I’d give anything to go back to work for three of years. Throw a couple hundred grand in the bank, that’s what I’d do. As it stands, I get a $13 raise in January, monthly for 2012. I stopped to buy three bananas and the lady ahead of me, in apparent perfect health, spent $463 in food stamps, in one shopping trip. This may be commonplace in Canada, but it irks me here. The system does not distinguish between those who cannot work and those who cannot find work. Those who fail to acquire and/or maintain adequate job skills should not get more money than those who cannot work.
The problem with those American laws that protect the weak from the strong is that the same laws inadvertently protect the stupid from the smart. You can figure it out on your own, but I do not like that situation. I’m not saying the smart have a right to commit crimes. But I mean things like the plywood law. (You cannot stockpile plywood and price gouge the twits who wait until the hurricane is on the horizon.) The system encourages mass stupidity by not punishing it. Fortunately, stupidity is punishment enough on its own.
I wrote to California for more electronic parts. I believe I have exhausted all the free or low cost tutorials on the ‘Net. Those who I considered experts just months ago now seem fallen behind because they learned electronics before the integrated circuits came along. So I asked the people out west, if I write a decent beginner’s manual, will they sell it?

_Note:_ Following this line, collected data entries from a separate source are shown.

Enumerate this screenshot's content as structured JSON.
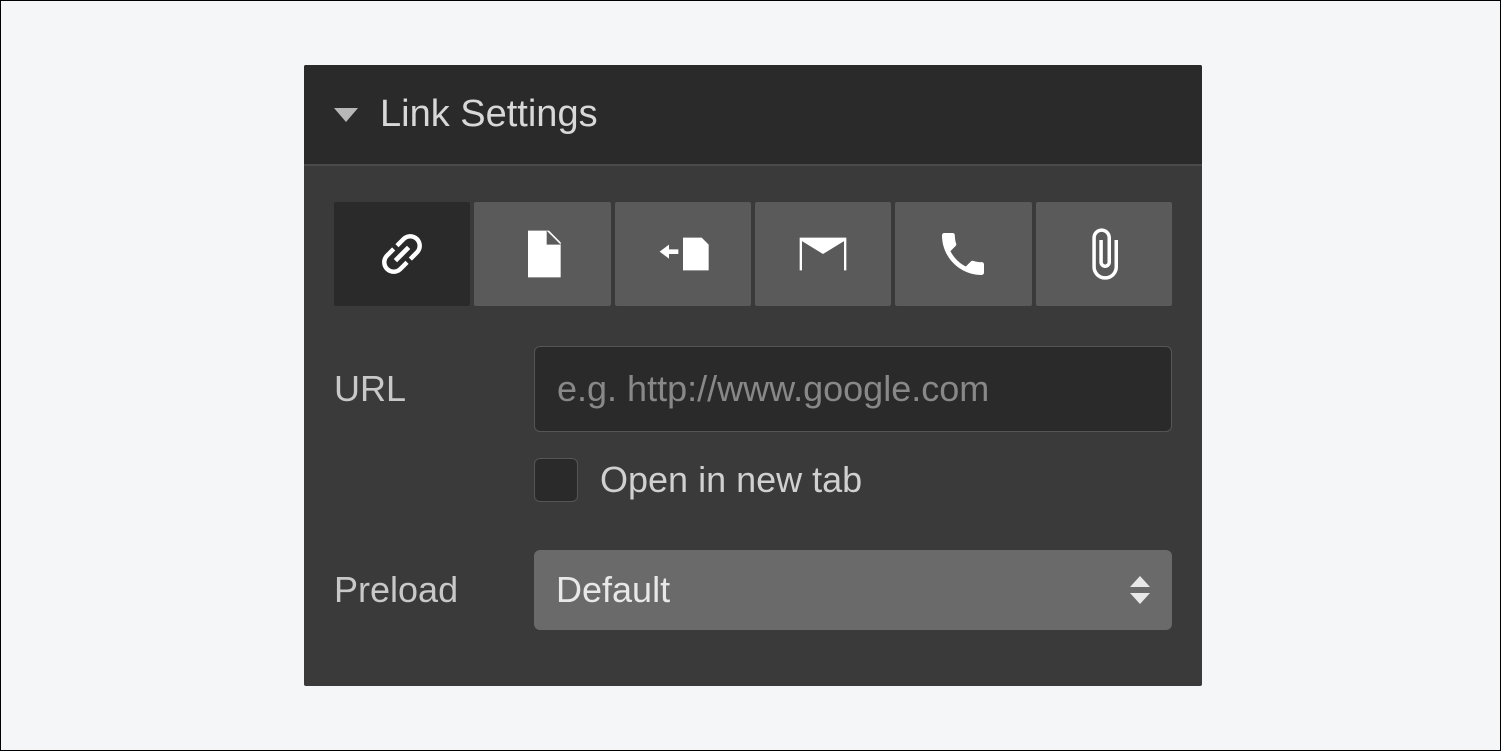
{
  "panel": {
    "title": "Link Settings",
    "tabs": [
      {
        "icon": "link-icon",
        "active": true
      },
      {
        "icon": "page-icon",
        "active": false
      },
      {
        "icon": "section-icon",
        "active": false
      },
      {
        "icon": "email-icon",
        "active": false
      },
      {
        "icon": "phone-icon",
        "active": false
      },
      {
        "icon": "attachment-icon",
        "active": false
      }
    ],
    "url": {
      "label": "URL",
      "placeholder": "e.g. http://www.google.com",
      "value": ""
    },
    "newTab": {
      "label": "Open in new tab",
      "checked": false
    },
    "preload": {
      "label": "Preload",
      "selected": "Default"
    }
  }
}
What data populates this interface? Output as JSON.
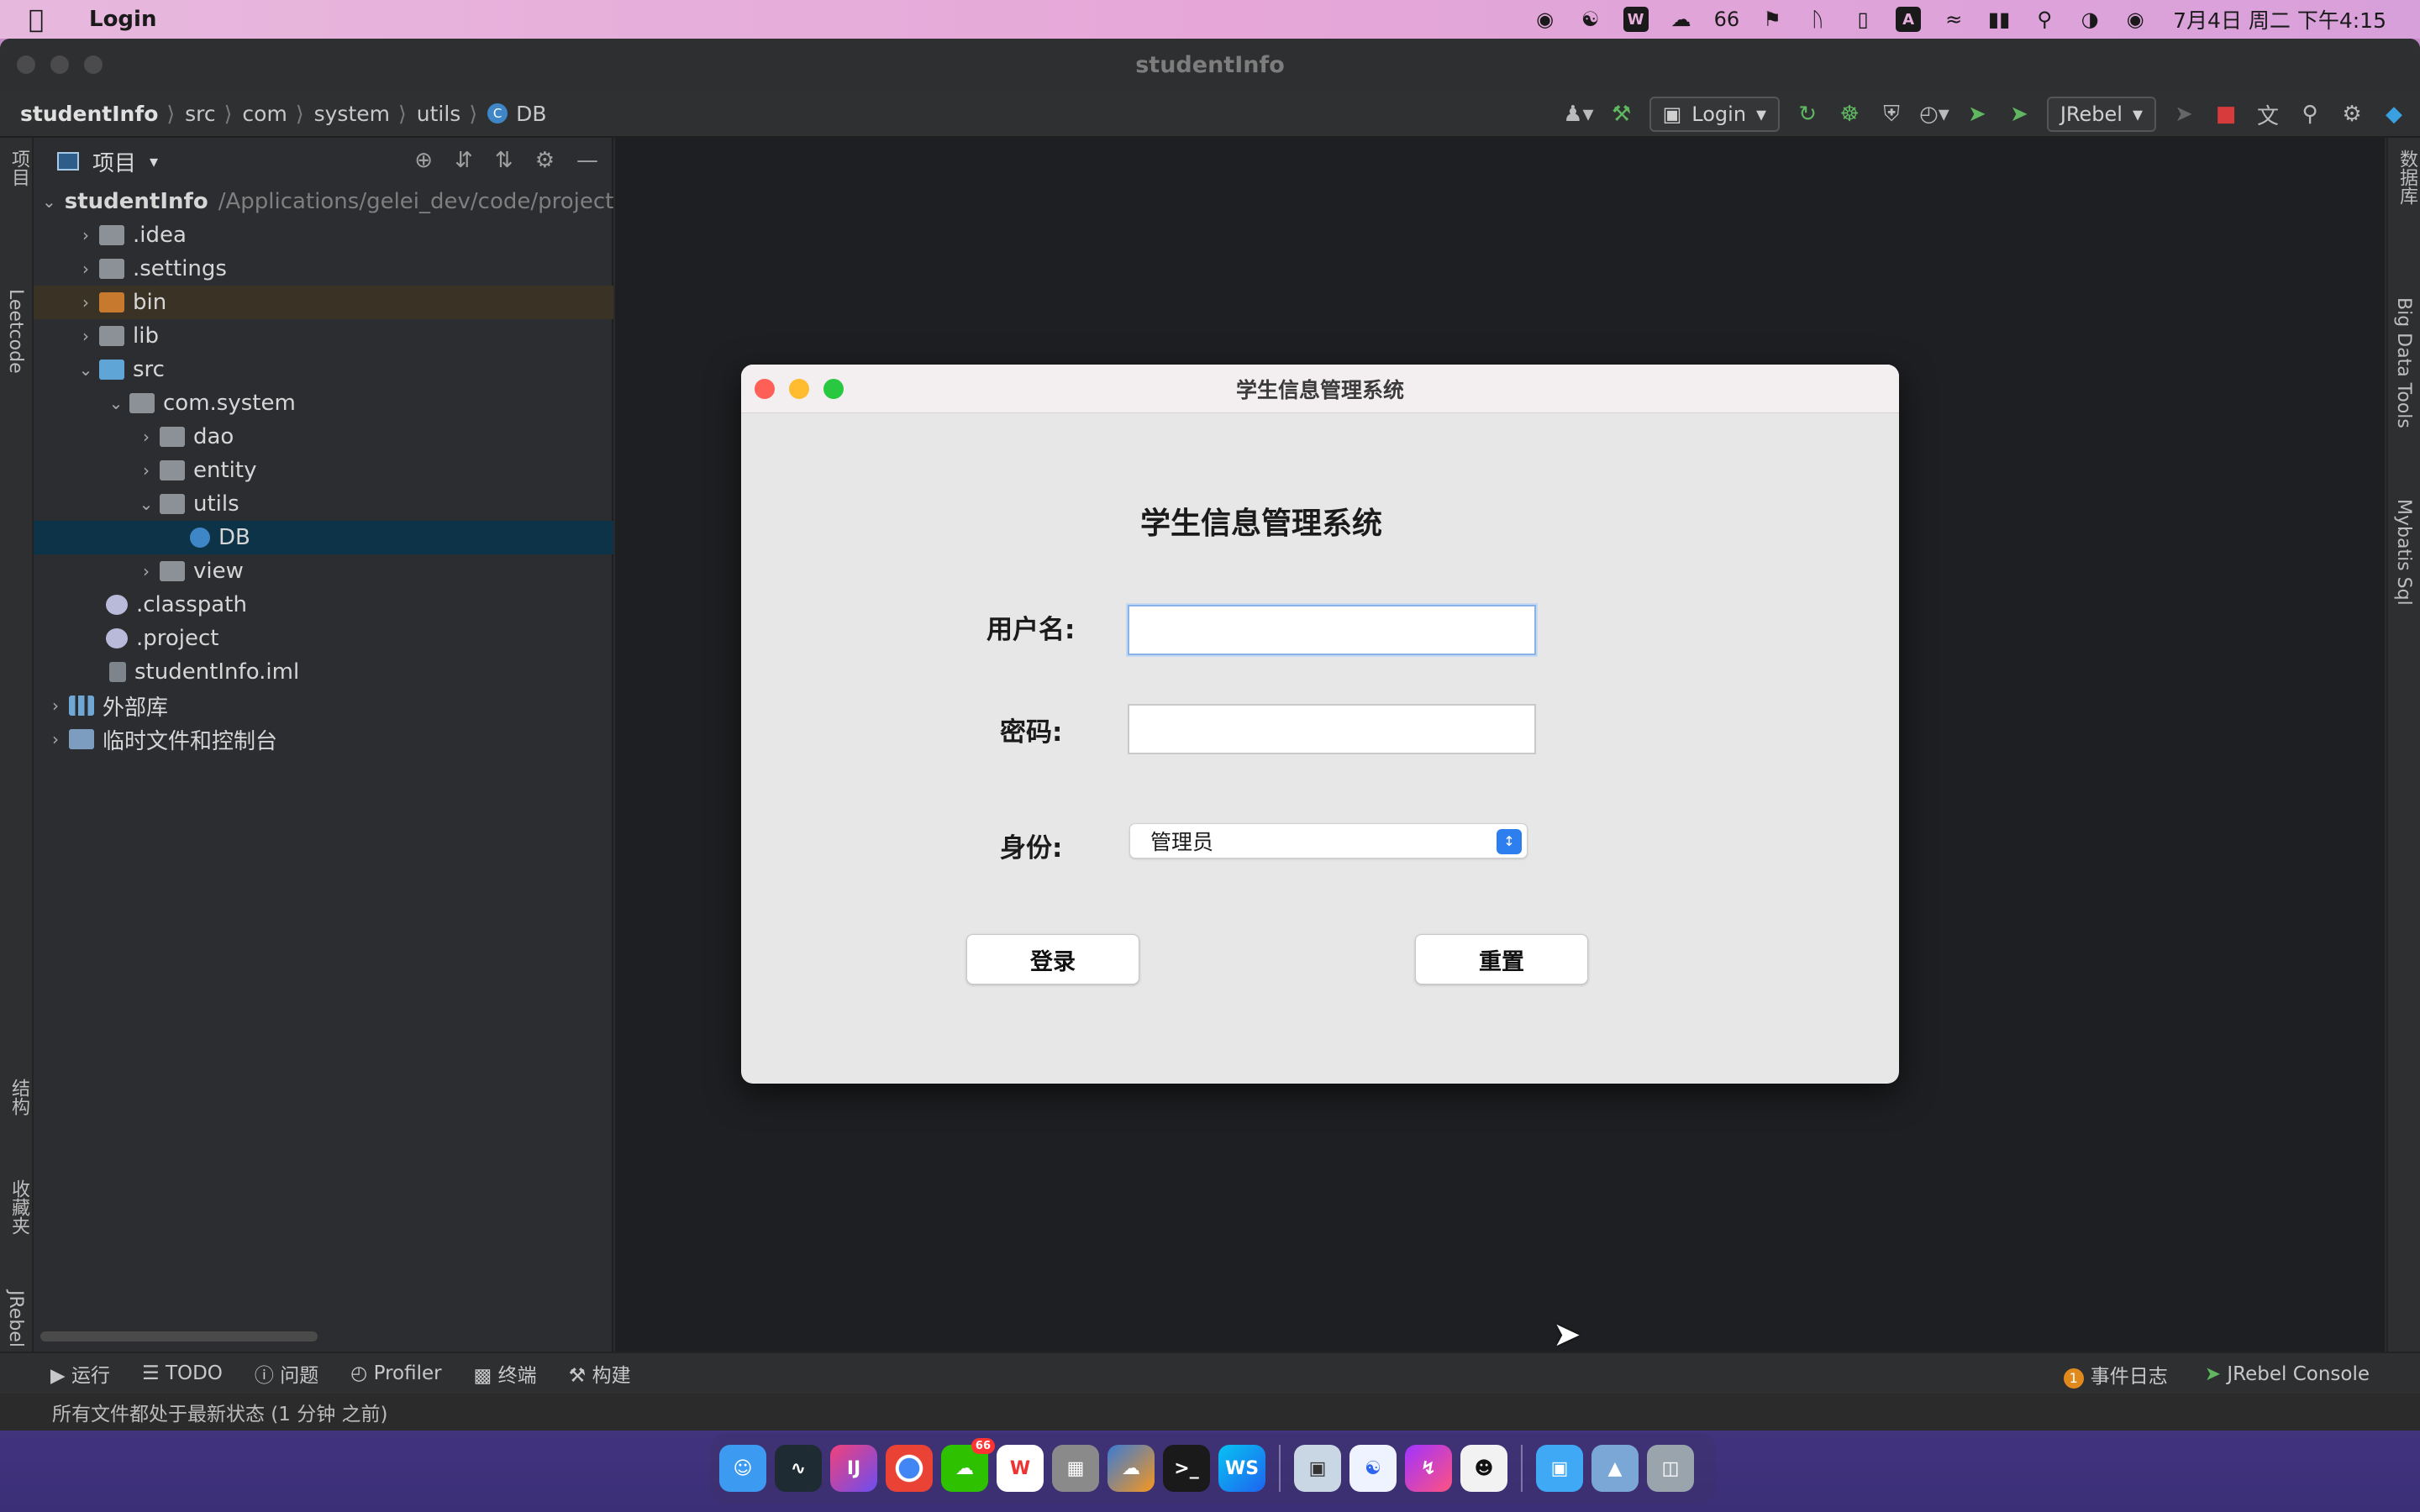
{
  "menubar": {
    "app_name": "Login",
    "wechat_count": "66",
    "input_method": "A",
    "clock": "7月4日 周二 下午4:15"
  },
  "ide": {
    "window_title": "studentInfo",
    "breadcrumb": [
      "studentInfo",
      "src",
      "com",
      "system",
      "utils",
      "DB"
    ],
    "run_config": "Login",
    "jrebel_combo": "JRebel"
  },
  "project_panel": {
    "title": "项目",
    "root_name": "studentInfo",
    "root_path": "/Applications/gelei_dev/code/project",
    "items": [
      {
        "label": ".idea"
      },
      {
        "label": ".settings"
      },
      {
        "label": "bin"
      },
      {
        "label": "lib"
      },
      {
        "label": "src"
      },
      {
        "label": "com.system"
      },
      {
        "label": "dao"
      },
      {
        "label": "entity"
      },
      {
        "label": "utils"
      },
      {
        "label": "DB"
      },
      {
        "label": "view"
      },
      {
        "label": ".classpath"
      },
      {
        "label": ".project"
      },
      {
        "label": "studentInfo.iml"
      },
      {
        "label": "外部库"
      },
      {
        "label": "临时文件和控制台"
      }
    ]
  },
  "left_strip": {
    "project": "项目",
    "leetcode": "Leetcode",
    "structure": "结构",
    "favorites": "收藏夹",
    "jrebel": "JRebel"
  },
  "right_strip": {
    "database": "数据库",
    "bigdata": "Big Data Tools",
    "mybatis": "Mybatis Sql"
  },
  "bottom_tabs": {
    "run": "运行",
    "todo": "TODO",
    "problems": "问题",
    "profiler": "Profiler",
    "terminal": "终端",
    "build": "构建",
    "event_count": "1",
    "event_log": "事件日志",
    "jrebel_console": "JRebel Console"
  },
  "status": "所有文件都处于最新状态 (1 分钟 之前)",
  "dialog": {
    "title": "学生信息管理系统",
    "heading": "学生信息管理系统",
    "username_label": "用户名:",
    "password_label": "密码:",
    "role_label": "身份:",
    "username_value": "",
    "password_value": "",
    "role_selected": "管理员",
    "login_button": "登录",
    "reset_button": "重置"
  },
  "dock": {
    "apps": [
      "Finder",
      "Activity Monitor",
      "IntelliJ IDEA",
      "Chrome",
      "WeChat",
      "WPS",
      "Launchpad",
      "Baidu Netdisk",
      "Terminal",
      "WebStorm",
      "Preview",
      "Baidu",
      "Messenger",
      "QQ",
      "Folder",
      "Photos",
      "Trash"
    ],
    "ij_label": "IJ",
    "ws_label": "WS",
    "wechat_badge": "66"
  }
}
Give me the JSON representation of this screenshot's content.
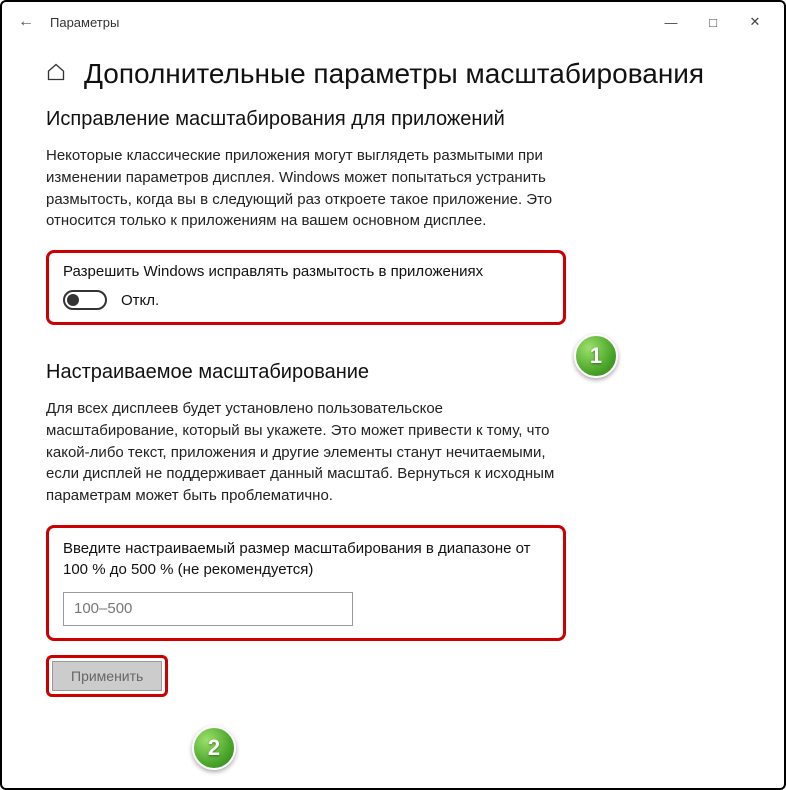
{
  "window": {
    "title": "Параметры"
  },
  "page": {
    "title": "Дополнительные параметры масштабирования",
    "section1": {
      "heading": "Исправление масштабирования для приложений",
      "desc": "Некоторые классические приложения могут выглядеть размытыми при изменении параметров дисплея. Windows может попытаться устранить размытость, когда вы в следующий раз откроете такое приложение. Это относится только к приложениям на вашем основном дисплее.",
      "toggle_label": "Разрешить Windows исправлять размытость в приложениях",
      "toggle_state": "Откл."
    },
    "section2": {
      "heading": "Настраиваемое масштабирование",
      "desc": "Для всех дисплеев будет установлено пользовательское масштабирование, который вы укажете. Это может привести к тому, что какой-либо текст, приложения и другие элементы станут нечитаемыми, если дисплей не поддерживает данный масштаб. Вернуться к исходным параметрам может быть проблематично.",
      "field_label": "Введите настраиваемый размер масштабирования в диапазоне от 100 % до 500 % (не рекомендуется)",
      "placeholder": "100–500",
      "apply": "Применить"
    }
  },
  "annotations": {
    "badge1": "1",
    "badge2": "2"
  }
}
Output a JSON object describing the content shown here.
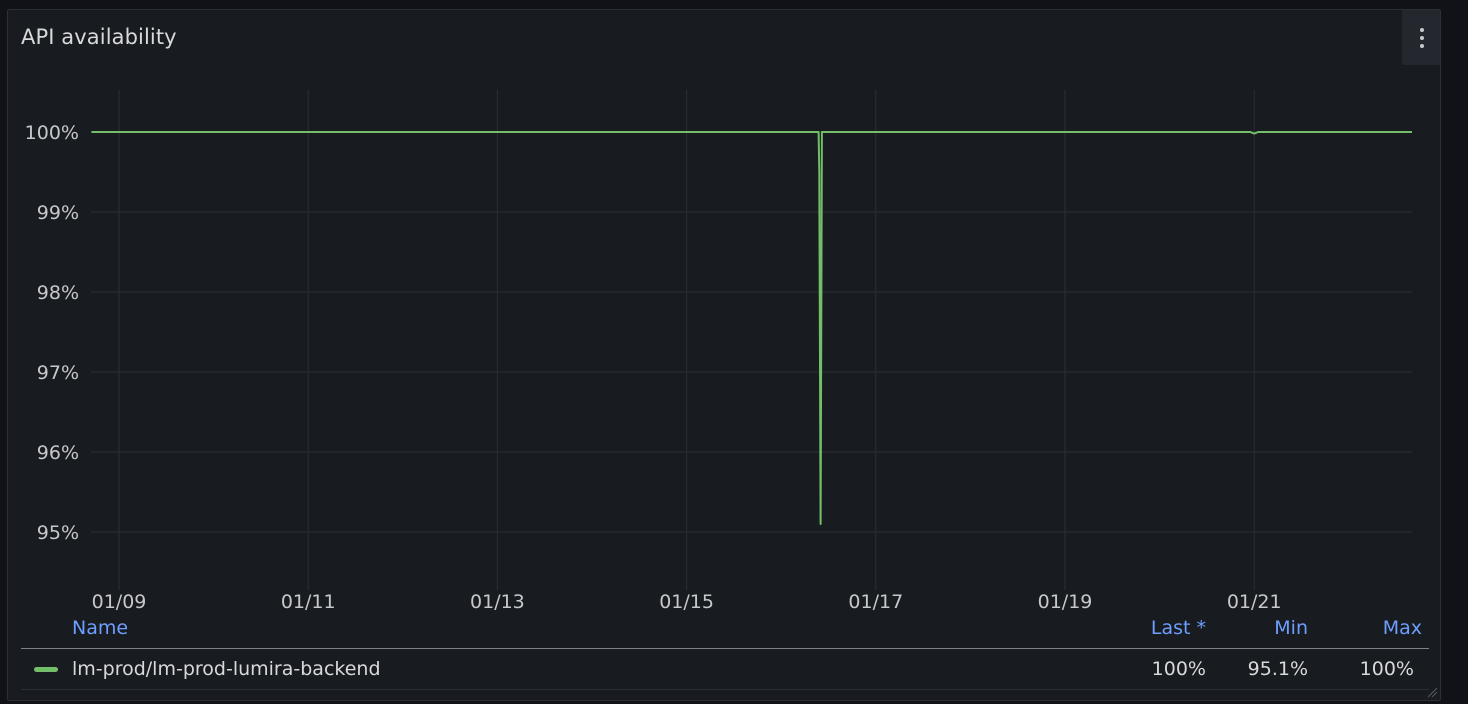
{
  "panel": {
    "title": "API availability",
    "menu_icon": "kebab-vertical-icon"
  },
  "colors": {
    "series": "#73bf69",
    "grid": "#2c2f35",
    "axis_text": "#c7c8cb",
    "legend_header": "#6e9fff"
  },
  "chart_data": {
    "type": "line",
    "y_ticks": [
      "100%",
      "99%",
      "98%",
      "97%",
      "96%",
      "95%"
    ],
    "x_ticks": [
      "01/09",
      "01/11",
      "01/13",
      "01/15",
      "01/17",
      "01/19",
      "01/21"
    ],
    "ylim": [
      94.5,
      100.5
    ],
    "series": [
      {
        "name": "lm-prod/lm-prod-lumira-backend",
        "points": [
          {
            "x": "01/08 17:00",
            "y": 100
          },
          {
            "x": "01/16 09:30",
            "y": 100
          },
          {
            "x": "01/16 09:40",
            "y": 99.5
          },
          {
            "x": "01/16 10:00",
            "y": 95.1
          },
          {
            "x": "01/16 10:20",
            "y": 100
          },
          {
            "x": "01/20 23:00",
            "y": 100
          },
          {
            "x": "01/21 00:00",
            "y": 99.98
          },
          {
            "x": "01/21 01:00",
            "y": 100
          },
          {
            "x": "01/22 17:00",
            "y": 100
          }
        ]
      }
    ]
  },
  "legend": {
    "headers": {
      "name": "Name",
      "last": "Last *",
      "min": "Min",
      "max": "Max"
    },
    "rows": [
      {
        "name": "lm-prod/lm-prod-lumira-backend",
        "last": "100%",
        "min": "95.1%",
        "max": "100%"
      }
    ]
  }
}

Next, on to a drum box. While I still know I’ll have to build my own, until that time I need something I can use. That means one of the sleazy products on the shelves, a Korg, an Akai, or a Roland. All junk, as I’ve pointed out. But I’m far closer to building something that works than ever. Maybe one day I’ll modify an existing unit. I can run the display part, you know.
I’m reading “Warlord” and liking it. It came out a year back, a novel about the newest terrorist threat, American and British prisons. The Islamists, being Arabs, were being thwarted, so they’ve begun terrorist cells in the nations’ prisons. It is easy to brainwash the younger convicts that government is the great evil. It is fertile ground indeed, and proves the Bin Laden types are nothing like the camel-jockey imbeciles the CIA likes to portray. Yes, they are savages, but damn smart ones.
Worse, western nations have no protection against this internal threat, and the US/Brit immigration policies have allowed the establishment of the largest Muslim communities outside of the Middle East. We can only hope they blow up politicians and not civilians. Never forget, the terrorists are not out to win battles, rather to bankrupt us. And they are succeeding as only cowards can, by avoiding individual combat. That’s why the most hated American weapons are not the most feared ones. (The Arabs absolutely can’t stand the pilotless (robot, remote controlled) US drones. Terrorism doesn’t work on machines.)
And filament lights don’t work on the scooter. I replaced the license plate lamp, a dirty job but painless in lieu of the $275 citation I've heard they hand out. The bulb was too small to replace with an LED, but I’m thinking on the problem. That, and I’m thinking about the fact that my vested and fully-funded pension fund just reported an actuarial value of slightly over $3.5 billion. That’s three thousand five hundred million dollars. I won’t define actuarial value, but for Social Security it is probably some negative number.